Informal sector

“I have taken numbers of trainings. This training is different to any other ToTs (Training of Trainers). This ToT will definitely help to deliver effective training for the illiterate people also” – Sarswati Limbu, a participant of the HITT Learning Approach ToT, expressed her view during the ToT closing ceremony.

The impact of Travel and Tourism on Nepal’s economy, according to the World Travel & Tourism Council, was the direct contribution of 412 500 jobs and 4% of GDP in 2011. According to the International Labour Organisation, over 70% of the economically active population is involved in the informal economy. While these statistics are not directly connected, they would suggest that the market for HITT’s work in Nepal in large.

While the advantages of working in the informal economy are often well-publicised – avoiding tax etc – there are also numerous downsides. Informal workers are often subjected to extremely heavy workloads, unsociable hours, ‘attached’ labour, unhealthy conditions, lack of skills and inability to access training, lack of formal written contracts that provide accountability, harassment and discrimination based on gender, caste or locality, and fragile job security.

HITT aims to equip informal workers to capitalize on tourism opportunities after benefitting from practical, market-oriented training and strengthen links with the formal tourism sector. In this way, many of the disadvantages of being employed in the informal sector can be eradicated and workers can enjoy a fairer system of work that offers opportunities rather than restrictions and exploitation. As displayed by Sarswati’s words, HITT’s Learning Approach training model is not limited in effectiveness to literate workers, but will be much more widely applicable.

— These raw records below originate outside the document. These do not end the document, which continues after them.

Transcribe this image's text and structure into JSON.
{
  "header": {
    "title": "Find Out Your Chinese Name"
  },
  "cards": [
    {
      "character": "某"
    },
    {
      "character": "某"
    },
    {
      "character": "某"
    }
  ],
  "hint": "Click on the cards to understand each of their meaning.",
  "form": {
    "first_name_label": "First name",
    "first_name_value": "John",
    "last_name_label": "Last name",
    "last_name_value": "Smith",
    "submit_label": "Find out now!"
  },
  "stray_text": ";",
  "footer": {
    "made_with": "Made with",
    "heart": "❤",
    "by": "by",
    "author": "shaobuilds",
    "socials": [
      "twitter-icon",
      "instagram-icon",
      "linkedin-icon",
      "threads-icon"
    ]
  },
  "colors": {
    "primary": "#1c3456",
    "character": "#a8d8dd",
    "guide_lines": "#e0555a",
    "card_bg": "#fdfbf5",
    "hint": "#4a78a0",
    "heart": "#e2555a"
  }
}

The five occupations focused on by the HITT programme – assistant cook, waiter, housekeepers, trekking guides, and homestay/lodge operators – are occupations that are usually found in the informal sector and as such are in many ways outside of government economic control. By enacting high quality vocational training schemes for these occupations, the effects will be felt directly by the beneficiaries trained, by future beneficiaries trained by partner organisations as part of a more long-term work, and through a multiplier effect as these beneficiaries spend their disposable income in the local economy.